L'objectif de l'exercice est de rédiger une explication de texte, les questions servant de guide à la rédaction. L'ensemble doit donc former un tout cohérent. (voir la fiche méthode)

 

 

Question1

Dans son essai, « Réponse à la question : Qu’est-ce que les Lumières ? » publié en 1784 [1] à la veille de la révolution française, Kant part d’un constat : aujourd’hui la grande majorité des hommes vivent dans « un état de tutelle » ou d’hétéronomie  [2] [Thème] contraire à la nature humaine. Qu’est-ce qui explique que l’on en soit arrivé là ? [Question]  Paradoxalement si l’homme est sous tutelle, c’est principalement de son propre fait. En effet, écrit-il, l’homme n’a pas la force – le courage - d’assumer son autonomie [3], il préfère par commodité et lâcheté s’en remettre  à ceux qui décident à sa place. Sa servitude est volontaire [Thèse]. Kant développe sa thèse dans une argumentation en trois étapes. Dans une première partie (lignes 1 à 12) il pose le problème et interpelle son lecteur : la plupart des hommes sont dans un « état de tutelle ». Cette condition est inacceptable. Il faut oser penser par soi-même ! Dans la deuxième partie (lignes 5 à 19) Kant montre que les causes de notre servitude sont de deux ordres : (lignes 5 à 10) elles sont d’abord intérieures à l’homme : son manque de courage, sa paresse et sa lâcheté ; elles sont ensuite extérieures : l’existence de « tuteurs » qui profitent des faiblesses et de la crédulité des hommes. Dans une dernière partie (lignes 19 à 22), il conclut que la servitude est devenue comme une seconde nature pour l’homme ; cela explique que dans son for intérieur l’homme ne désire pas être libre. [Etapes de l’argumentation]

 

 

[1] Mettre le texte dans son contexte historique apporte un éclairage intéressant.

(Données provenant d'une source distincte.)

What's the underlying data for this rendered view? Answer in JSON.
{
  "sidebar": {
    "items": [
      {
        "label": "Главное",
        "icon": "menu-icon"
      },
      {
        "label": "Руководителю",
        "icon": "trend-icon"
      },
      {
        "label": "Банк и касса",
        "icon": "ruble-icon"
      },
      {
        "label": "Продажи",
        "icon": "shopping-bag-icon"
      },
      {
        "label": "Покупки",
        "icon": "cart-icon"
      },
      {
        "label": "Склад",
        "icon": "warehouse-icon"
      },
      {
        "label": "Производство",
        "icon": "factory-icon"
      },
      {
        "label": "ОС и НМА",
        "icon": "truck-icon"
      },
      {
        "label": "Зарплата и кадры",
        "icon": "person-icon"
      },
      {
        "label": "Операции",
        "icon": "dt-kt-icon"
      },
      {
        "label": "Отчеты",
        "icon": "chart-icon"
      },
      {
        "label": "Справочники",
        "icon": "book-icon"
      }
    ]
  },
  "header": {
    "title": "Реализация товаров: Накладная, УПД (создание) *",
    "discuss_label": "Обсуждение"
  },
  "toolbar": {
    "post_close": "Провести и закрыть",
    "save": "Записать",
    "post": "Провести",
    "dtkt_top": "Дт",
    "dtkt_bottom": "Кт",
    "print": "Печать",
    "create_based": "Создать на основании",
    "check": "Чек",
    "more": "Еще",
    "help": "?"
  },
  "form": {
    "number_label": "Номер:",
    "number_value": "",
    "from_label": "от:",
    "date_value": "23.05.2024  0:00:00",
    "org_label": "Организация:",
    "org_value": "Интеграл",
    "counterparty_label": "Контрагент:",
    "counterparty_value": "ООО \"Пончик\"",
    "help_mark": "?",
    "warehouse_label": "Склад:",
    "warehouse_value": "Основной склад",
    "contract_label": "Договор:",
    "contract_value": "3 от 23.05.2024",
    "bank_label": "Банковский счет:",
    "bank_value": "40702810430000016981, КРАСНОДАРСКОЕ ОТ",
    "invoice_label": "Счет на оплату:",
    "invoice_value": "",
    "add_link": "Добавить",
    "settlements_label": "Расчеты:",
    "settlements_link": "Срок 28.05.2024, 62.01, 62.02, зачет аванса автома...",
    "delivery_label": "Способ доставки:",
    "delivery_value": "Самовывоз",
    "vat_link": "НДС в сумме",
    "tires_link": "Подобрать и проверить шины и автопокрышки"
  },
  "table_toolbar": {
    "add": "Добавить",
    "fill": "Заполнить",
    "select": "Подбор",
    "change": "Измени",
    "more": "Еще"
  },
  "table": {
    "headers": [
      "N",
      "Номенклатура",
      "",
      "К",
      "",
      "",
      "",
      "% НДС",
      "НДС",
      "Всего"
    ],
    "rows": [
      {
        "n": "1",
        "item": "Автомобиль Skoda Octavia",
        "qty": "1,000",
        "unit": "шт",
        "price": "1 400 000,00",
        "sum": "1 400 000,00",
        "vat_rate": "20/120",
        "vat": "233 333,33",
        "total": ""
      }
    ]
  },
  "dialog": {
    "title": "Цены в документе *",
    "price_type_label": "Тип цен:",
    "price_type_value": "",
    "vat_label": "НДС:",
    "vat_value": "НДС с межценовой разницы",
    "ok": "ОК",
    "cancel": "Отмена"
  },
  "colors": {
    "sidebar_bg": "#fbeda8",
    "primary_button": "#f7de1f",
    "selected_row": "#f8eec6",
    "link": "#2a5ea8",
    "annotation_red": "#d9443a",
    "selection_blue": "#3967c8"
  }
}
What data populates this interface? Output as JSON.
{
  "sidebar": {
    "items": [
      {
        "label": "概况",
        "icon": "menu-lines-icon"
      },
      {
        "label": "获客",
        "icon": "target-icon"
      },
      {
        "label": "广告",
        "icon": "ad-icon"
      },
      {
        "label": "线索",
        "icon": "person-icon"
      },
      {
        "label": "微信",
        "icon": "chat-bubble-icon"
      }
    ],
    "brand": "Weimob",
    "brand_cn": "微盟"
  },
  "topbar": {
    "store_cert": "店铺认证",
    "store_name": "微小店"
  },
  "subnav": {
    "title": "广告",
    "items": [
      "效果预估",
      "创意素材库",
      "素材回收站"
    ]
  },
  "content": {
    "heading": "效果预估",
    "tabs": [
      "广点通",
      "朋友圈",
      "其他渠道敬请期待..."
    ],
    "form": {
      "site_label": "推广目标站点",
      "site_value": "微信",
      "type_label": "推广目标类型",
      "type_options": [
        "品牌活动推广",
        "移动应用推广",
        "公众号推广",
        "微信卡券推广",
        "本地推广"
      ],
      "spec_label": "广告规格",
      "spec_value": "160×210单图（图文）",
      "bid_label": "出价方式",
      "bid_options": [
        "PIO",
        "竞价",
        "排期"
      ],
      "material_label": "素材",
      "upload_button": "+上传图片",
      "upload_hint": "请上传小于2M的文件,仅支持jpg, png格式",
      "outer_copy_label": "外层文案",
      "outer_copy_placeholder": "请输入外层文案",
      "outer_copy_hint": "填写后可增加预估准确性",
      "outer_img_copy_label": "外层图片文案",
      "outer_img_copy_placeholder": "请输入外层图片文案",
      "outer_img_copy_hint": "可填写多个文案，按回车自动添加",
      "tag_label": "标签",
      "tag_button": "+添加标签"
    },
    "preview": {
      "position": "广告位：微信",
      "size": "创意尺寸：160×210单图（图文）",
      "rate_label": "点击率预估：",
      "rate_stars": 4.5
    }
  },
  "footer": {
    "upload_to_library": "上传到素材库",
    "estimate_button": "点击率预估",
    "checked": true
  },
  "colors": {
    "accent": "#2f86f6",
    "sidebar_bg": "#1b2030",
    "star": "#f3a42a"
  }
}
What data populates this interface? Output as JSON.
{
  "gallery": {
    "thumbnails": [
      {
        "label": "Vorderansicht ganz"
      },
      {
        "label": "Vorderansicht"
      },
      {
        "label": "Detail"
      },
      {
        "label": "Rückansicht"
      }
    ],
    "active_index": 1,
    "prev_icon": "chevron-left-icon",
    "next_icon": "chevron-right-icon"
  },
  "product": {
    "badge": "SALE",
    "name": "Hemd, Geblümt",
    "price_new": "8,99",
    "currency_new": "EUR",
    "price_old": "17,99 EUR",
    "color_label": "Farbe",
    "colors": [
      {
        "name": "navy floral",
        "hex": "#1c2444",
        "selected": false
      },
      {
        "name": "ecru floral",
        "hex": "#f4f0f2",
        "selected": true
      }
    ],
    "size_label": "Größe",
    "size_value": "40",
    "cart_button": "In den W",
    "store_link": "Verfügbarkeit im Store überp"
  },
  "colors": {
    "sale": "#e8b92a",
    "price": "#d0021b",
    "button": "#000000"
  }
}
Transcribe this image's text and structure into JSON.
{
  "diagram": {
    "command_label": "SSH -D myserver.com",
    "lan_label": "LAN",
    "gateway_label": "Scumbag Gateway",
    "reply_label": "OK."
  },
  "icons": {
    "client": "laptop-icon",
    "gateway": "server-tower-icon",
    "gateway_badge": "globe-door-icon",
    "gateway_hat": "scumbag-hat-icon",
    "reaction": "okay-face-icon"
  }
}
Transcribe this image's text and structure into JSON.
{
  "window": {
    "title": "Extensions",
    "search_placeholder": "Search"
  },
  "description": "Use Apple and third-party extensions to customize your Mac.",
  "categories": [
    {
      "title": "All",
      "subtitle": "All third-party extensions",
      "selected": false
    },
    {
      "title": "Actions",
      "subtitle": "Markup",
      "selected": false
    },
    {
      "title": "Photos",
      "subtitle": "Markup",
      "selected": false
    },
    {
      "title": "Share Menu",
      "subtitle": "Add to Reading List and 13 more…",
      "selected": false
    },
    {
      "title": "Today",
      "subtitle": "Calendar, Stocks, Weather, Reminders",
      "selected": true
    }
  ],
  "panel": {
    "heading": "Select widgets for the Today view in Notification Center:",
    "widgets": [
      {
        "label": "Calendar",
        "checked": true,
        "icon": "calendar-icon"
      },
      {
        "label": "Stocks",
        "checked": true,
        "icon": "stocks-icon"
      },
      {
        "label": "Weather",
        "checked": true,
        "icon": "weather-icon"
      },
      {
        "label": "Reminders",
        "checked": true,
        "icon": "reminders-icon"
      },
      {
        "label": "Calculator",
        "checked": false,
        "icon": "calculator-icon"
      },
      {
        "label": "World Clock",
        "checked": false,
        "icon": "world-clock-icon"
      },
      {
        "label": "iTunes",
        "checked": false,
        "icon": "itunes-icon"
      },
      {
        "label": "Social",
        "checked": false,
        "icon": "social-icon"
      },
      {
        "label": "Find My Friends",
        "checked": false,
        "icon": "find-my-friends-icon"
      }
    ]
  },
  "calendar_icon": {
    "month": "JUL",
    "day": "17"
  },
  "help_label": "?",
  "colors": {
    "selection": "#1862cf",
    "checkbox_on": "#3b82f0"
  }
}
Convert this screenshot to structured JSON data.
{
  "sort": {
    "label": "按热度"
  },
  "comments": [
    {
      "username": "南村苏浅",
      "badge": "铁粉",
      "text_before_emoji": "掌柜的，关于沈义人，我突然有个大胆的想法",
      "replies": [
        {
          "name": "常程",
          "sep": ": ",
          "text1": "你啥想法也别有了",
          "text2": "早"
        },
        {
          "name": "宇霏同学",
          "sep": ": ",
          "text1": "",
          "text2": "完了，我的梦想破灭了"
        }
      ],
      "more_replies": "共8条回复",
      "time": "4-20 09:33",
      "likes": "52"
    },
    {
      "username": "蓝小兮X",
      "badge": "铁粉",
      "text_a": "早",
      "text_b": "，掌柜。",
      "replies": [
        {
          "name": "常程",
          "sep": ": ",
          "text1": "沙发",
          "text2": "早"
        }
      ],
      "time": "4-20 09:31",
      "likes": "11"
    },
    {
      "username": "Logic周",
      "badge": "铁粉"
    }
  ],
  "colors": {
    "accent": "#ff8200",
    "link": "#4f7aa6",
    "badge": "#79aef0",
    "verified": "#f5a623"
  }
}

[2] L’hétéronomie est le contraire de l’autonomie. L’autonomie est la capacité de l’homme doté de raison, à se donner ses propres lois et à se régir d’après elles. Pour Kant l’autonomie est synonyme de liberté. Attention - Agir selon ses propres lois ce n'est pas faire tout ce que l'on veut, c'est agir selon les fins que nous prescrit la raison.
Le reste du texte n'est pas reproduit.